The function informs the form, so by correctly analyzing an object’s form you can determine its function. It’s attractiveness and beauty can tell you how well it is functioning.

17 comments

  1. Perhaps the measure of beauty something has is how well it acts as a prism to God’s Glory. Even beauty that is inflames carnal desire in normal human beings(although even people rendered asexual via chemical or physical means can see the aesthetic value of such features) is a refraction of the Glory of God. The more beautiful the woman, the more it reflects the Glory of God considering that God is the ultimate author of all beauty, especially when its biological.

  2. Where can I learn more about form, function, beauty and truth?
    And in more depth and consideration that “beauty is in the eye of the beholder”?

    Cheers

  3. Damn, that modern church looks like the cross flashes in red neon at night. Part of the main beauty of cathedrals is size. Human beings are awed by things that have function and are monolithic. We lack this in the animal world. All creatures are roughly our size or much smaller, with the obvious exceptions of much greater size being the elephant and the whale. So when we enter a hollow cavity like the inside of a church, its like a cavern, its ability to make us feel small is beautiful, and conducive to our religious reflections at the same time. Form and function.

    Great article.

  4. Just for shear comedy gold a form function and beauty of women would also be priceless. Good way of pissing off the SJW set at least. Also how much beauty affects men’s choices in a partner would also be interesting as I would really doubt it doesn’t affect it at all like the white knight crowd would state.

  5. “…a grandfather clock or Swiss watch may be beautiful even if it points to no higher truths…”

    I’d argue that this supports your overall theory; clocks (particularly the gross mechanical kind) point towards a very small sliver of Truth, but it’s Truth nonetheless; the progress of time, cause and effect, a sane and ordered universe. Computers and digital clocks do this as well, but in a more abstract manner; you have to have some mathematical aptitude to appreciate it. This is why they’re easily described as beautiful (with computers, it’s code that can be beautiful or not).
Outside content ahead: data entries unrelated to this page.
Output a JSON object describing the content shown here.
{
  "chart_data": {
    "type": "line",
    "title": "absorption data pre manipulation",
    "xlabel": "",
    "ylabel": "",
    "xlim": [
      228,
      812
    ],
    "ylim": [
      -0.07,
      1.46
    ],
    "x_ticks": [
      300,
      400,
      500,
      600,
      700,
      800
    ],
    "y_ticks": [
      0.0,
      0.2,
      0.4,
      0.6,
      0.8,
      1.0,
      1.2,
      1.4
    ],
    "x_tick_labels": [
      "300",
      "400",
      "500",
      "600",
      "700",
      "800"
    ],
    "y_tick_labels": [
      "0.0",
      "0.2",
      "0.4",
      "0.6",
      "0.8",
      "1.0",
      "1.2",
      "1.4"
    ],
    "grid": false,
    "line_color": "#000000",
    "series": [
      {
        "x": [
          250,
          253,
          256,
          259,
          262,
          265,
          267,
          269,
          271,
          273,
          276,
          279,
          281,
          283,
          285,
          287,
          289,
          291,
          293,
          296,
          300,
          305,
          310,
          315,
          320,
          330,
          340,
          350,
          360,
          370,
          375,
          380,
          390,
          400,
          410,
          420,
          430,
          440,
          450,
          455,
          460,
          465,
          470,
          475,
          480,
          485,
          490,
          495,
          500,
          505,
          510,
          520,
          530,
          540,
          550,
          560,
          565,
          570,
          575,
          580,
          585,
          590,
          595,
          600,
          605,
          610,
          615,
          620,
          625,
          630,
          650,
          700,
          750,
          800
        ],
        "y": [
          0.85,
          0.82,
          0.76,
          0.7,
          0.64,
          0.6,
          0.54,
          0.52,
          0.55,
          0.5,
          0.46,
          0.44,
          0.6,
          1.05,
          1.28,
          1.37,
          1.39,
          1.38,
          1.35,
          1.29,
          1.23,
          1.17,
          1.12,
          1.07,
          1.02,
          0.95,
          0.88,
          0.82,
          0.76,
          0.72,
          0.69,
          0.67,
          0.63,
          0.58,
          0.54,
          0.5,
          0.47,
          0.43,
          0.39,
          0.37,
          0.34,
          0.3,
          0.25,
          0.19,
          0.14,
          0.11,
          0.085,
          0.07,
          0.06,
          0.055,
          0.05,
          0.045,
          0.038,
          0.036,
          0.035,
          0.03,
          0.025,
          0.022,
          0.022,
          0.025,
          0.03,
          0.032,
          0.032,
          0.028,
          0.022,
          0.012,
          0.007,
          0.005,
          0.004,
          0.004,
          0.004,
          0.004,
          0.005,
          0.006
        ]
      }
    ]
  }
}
  6. Old cathedrals, built by craftsmen, are generally beautiful. Even when they have been deconsecrated they remain beautiful. Some modern cathedrals and churches are beautiful.

    Old plain churches, which are modifications of traditional sheds, are beautiful. If gilded and made more than they are are, they are not. But most modern plain churches are ugly.

    Megachurch architecture are based not on the tradition of faith but that of the sports stadium and/or music theatre. And, as most are ugly.

  7. There is also a kind of enjoyment associated with beauty. Something pleasing. You need to slow down, and it draws you in with a thought or realization. Makes you aware of something new, or aware again of what you already knew. It is not entertainment, which grabs your attention and fatigues it. There is a freshness to it to which you can return. A sense of connection with Beauty and Truth which are always there, even when we are not aware of them. Always there, even when their physical embodiments are gone.

    I enjoyed your essay.

  8. Country churches are often beautiful; mostly it depends on their surrounding. The large oak trees, the pasture next to it, expansion of green grass before it, expand of tall lines behind it, the small series of family grave sites bedside it. Blending well with the beauty God created, man’s creation in harmony with God’s, rooted to the land and it’s people for generations.